To get to Hash House a Go Go on 5th Avenue in San Diego, famous for its enormous sage fried chicken on top of enormous bacon waffles, you have to walk. There’s no parking lot to the right or left of the restaurant. We parked in a nearly empty lot a few blocks away, noting the number of that parking space, then walked up to rows of post office-like boxes at the edge of the parking lot nearest to the sidewalk, took out a few bucks, and slipped it into the slot belonging to that number. Then we walked.
On the way, we passed by a cluster of bungalows, and the blinds at the window of one bungalow were all the way open, revealing a small, tight reading room, with two sets of tall shelves, and an overstuffed red leather chair. I didn’t want to try the fried chicken and waffles, as I eventually did from my sister’s plate. I wanted to move into that bungalow and have that room all to myself. That was my reading room. That’s exactly how I want it to be when I have my own, and though I’ve occasionally debated whether to have the books in a separate room, I want them with me. That’s where I would be most comfortable. That’s all I need.
Treasure Houses of Britain, released on DVD by Acorn Media, and hosted by esteemed British journalist Selina Scott, is a head-snapping contrast to that modest reading room I want so badly. Here is Blenheim Palace, immortalized by Kenneth Branagh’s Hamlet as the exteriors of that filmic palace, built 300 years ago for Winston Churchill’s ancestors, including a 183-foot-long library, a ceiling painting, and so much history that you could nearly gag on it, which is terrific for British history buffs. And there is Holkham Hall, with its stunned-into-silence Marble Hall, modeled after a Roman temple of justice, according to Scott. It took 30 years to build, it’s awe-inspiring, and I wonder how anyone could want to maintain this for all time. Look at all it has, everything that must not fall into disrepair. It’s amazing and intimidating at the same time. Other episodes feature Burghley House, an Elizabethan house; Chatsworth; and Boughton House, which is considered the English Versailles. It’s quite a lot to look at and admire, but what helps keep these tours interesting is that Scott is respectful of these rooms and halls without slobbering. Most people probably don’t know about these houses, and so they should learn, and she gives information and shows off portraits and other expensive items with family members connected to these houses, without making such a big show of it. It’s nice to see, and quite a tonic from the sometimes-frenetic “Look at me! Look at me!” nature of American television.
Scott doesn’t get too close to viewers, but just enough to get them interested in these houses. If you’re not interested in the portraits, there’s the halls. If not the halls, then the libraries. If not the libraries, then that one organ. If not all this, then there’s history that stretches far back to include a great number of interesting stories. It takes time to get used to the grand, soaring instrumental music, which is meant to convey the sheer power of these houses, but becomes overbearing at times. Fortunately, it never distracts from the Marble Hall or learning of Blenheim’s history.
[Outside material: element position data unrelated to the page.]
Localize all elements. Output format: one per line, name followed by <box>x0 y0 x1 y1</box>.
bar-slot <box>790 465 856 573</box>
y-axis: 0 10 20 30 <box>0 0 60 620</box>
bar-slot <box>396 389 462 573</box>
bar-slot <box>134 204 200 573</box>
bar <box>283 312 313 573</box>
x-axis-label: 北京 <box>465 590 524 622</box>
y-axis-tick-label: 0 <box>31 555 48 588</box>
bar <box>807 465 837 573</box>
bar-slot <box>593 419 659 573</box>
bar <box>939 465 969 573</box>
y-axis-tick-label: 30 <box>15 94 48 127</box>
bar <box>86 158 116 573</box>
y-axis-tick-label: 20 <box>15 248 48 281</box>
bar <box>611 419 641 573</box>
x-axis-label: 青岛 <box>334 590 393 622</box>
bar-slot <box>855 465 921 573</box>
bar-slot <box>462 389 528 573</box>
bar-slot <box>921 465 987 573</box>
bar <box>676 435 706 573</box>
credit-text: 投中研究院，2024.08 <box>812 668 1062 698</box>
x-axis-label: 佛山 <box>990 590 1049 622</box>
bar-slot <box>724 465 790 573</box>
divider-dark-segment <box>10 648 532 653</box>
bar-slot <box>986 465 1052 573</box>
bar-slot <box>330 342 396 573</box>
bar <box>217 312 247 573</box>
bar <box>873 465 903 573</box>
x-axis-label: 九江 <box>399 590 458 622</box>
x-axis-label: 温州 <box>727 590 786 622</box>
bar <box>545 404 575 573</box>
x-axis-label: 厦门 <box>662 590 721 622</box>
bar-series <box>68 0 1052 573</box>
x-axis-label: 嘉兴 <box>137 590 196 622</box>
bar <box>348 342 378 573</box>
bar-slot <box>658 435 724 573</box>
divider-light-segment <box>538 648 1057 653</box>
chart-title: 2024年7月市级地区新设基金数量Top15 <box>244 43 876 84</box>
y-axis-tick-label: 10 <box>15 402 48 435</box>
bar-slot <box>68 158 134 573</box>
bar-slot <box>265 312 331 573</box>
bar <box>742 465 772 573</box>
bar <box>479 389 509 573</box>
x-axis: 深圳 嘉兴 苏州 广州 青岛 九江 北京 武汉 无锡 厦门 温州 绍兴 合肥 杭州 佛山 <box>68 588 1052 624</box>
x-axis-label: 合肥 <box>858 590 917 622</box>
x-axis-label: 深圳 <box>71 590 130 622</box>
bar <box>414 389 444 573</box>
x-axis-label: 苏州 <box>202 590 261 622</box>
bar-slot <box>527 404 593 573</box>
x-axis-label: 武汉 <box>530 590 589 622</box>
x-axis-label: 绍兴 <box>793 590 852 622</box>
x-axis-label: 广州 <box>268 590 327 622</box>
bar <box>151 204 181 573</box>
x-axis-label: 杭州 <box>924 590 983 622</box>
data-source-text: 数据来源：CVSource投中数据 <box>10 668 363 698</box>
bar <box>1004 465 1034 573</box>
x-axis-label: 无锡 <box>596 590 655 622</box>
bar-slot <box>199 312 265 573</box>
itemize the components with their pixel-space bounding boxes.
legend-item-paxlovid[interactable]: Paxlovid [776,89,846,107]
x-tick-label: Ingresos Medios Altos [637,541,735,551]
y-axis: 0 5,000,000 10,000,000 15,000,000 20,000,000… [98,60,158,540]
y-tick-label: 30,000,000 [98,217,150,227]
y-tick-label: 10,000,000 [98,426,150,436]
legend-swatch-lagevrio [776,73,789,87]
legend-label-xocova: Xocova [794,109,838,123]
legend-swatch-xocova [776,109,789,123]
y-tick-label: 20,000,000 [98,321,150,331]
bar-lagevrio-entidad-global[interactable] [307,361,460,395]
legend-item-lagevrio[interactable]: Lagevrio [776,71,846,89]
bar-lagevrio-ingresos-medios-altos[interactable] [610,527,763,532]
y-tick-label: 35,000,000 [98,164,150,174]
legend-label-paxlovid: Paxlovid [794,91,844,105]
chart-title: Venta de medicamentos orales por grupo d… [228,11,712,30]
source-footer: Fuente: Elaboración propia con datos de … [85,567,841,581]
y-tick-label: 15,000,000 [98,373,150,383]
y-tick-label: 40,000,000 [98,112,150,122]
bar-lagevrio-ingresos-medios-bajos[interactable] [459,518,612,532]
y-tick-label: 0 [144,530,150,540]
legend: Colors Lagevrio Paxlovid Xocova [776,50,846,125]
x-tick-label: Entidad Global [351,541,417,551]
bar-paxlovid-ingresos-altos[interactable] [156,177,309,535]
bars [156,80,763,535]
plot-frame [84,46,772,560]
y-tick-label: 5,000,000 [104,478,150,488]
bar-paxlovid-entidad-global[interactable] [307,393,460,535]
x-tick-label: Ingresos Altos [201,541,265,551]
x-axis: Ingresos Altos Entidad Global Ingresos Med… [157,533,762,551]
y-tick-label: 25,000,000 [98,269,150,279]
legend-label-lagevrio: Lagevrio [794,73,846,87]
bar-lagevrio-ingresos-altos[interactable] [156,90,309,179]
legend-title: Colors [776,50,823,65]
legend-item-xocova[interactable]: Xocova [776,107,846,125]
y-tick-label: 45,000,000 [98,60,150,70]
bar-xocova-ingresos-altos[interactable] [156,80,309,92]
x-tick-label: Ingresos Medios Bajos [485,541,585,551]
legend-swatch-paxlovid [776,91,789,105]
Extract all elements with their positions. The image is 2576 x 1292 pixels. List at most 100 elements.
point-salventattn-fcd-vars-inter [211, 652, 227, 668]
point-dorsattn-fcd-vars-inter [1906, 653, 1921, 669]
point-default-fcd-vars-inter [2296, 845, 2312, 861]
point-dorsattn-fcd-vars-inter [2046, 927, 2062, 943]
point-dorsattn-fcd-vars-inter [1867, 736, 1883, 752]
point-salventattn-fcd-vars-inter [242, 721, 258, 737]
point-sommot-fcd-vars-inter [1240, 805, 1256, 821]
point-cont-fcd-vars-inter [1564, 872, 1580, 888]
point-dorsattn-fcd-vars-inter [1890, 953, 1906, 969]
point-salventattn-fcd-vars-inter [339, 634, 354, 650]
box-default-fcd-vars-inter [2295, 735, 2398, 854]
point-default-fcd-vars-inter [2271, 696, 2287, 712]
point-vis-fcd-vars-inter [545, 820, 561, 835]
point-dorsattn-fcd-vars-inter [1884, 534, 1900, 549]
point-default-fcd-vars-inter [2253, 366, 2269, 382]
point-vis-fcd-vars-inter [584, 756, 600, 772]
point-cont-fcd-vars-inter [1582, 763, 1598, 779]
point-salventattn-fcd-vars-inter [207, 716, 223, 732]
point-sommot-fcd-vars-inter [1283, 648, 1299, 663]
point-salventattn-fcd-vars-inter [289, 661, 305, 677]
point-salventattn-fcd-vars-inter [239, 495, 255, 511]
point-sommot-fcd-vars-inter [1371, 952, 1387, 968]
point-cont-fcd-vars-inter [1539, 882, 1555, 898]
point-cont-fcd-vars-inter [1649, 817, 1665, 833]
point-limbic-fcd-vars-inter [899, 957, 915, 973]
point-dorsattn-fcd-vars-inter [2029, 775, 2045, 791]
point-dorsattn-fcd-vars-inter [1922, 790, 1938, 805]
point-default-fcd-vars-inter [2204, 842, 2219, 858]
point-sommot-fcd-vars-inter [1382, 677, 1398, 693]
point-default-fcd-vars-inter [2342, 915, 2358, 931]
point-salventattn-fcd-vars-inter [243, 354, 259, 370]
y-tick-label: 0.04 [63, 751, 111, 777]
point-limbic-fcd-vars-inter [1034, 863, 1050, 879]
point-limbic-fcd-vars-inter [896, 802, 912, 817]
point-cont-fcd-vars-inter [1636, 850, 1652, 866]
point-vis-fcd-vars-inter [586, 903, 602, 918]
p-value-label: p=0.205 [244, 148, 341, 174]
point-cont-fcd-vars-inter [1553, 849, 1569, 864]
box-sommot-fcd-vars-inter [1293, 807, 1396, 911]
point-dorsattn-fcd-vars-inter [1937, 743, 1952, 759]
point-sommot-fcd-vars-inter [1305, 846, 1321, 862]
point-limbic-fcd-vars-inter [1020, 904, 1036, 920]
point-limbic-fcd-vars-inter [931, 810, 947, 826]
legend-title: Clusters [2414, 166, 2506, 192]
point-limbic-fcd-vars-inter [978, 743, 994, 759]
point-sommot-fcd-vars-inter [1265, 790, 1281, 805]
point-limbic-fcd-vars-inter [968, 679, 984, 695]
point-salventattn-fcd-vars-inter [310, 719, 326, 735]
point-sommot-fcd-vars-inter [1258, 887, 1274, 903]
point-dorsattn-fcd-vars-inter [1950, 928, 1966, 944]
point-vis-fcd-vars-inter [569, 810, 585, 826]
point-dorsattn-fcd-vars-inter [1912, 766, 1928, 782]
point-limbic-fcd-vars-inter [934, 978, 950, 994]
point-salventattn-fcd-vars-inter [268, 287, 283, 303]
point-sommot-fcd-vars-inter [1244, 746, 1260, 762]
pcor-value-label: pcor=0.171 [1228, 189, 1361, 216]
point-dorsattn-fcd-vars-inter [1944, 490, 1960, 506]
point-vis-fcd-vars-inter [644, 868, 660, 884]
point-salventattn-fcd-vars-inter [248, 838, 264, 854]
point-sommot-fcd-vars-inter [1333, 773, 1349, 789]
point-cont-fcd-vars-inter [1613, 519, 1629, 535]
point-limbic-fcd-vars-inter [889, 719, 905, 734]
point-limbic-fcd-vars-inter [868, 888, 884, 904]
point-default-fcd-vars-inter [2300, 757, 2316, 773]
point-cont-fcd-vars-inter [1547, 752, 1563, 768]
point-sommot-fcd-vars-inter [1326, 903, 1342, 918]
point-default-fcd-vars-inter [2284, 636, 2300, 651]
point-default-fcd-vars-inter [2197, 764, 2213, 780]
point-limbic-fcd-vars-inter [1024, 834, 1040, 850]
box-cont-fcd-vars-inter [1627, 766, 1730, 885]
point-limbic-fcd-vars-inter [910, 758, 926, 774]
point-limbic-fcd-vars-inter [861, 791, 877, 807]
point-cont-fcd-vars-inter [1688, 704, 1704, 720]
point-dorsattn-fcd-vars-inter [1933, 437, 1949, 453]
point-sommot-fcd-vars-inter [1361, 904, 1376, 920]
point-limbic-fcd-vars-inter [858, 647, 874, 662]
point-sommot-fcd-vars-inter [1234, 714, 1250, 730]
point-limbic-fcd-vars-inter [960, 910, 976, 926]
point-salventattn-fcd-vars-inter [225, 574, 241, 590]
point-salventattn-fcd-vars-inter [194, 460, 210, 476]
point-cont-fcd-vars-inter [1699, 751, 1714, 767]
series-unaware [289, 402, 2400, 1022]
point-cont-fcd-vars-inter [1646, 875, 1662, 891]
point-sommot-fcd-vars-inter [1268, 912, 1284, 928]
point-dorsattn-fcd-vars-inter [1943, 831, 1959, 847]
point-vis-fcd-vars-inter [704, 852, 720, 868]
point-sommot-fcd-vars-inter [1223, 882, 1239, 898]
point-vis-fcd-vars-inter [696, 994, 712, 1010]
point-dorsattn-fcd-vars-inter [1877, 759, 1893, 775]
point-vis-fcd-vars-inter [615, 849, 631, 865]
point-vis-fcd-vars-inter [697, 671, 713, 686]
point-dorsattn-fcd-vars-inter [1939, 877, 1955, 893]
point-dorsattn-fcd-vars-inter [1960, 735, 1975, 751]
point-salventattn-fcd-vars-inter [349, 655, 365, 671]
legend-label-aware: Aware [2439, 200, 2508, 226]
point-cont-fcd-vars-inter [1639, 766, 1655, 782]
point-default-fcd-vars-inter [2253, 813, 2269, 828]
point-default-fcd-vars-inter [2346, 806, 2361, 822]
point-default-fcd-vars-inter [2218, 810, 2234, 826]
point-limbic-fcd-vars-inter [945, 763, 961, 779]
In extras, there is “Behind the Architectural Styles,” onscreen text that breaks down the style of each house in one paragraph, and a booklet explains at length the oft-discussed “Grand Tour,” the “lost” houses of England, and the National Trust for Places of Historic Interest. But the most substantial extra is a 22-minute featurette on the second disc called “How We Did It,” in which we’re given intimate access to the filming of each episode, how it’s done, how each house must be lit in order to capture all of it. We get just a bit from Scott about why she did this, but not enough. She says she didn’t think she’d love it at first, but she did. Ok, but who proposed the project? Was Scott involved from the beginning? What were the logistics involved in making this happen? Who did they have to talk to and get approval from to bring in cameras and microphones and Scott? Did they walk through the houses before production to figure out where they were going to place cameras? The filming itself is interesting, but many opportunities for more sufficient insight are sorely missed.
I’ll stick with my dream reading room, but for sheer drama in houses and the history that surrounds them, Treasure Houses of Britain is a most remarkable feat in visuals and reportage. Prepare to gape often at massive wealth.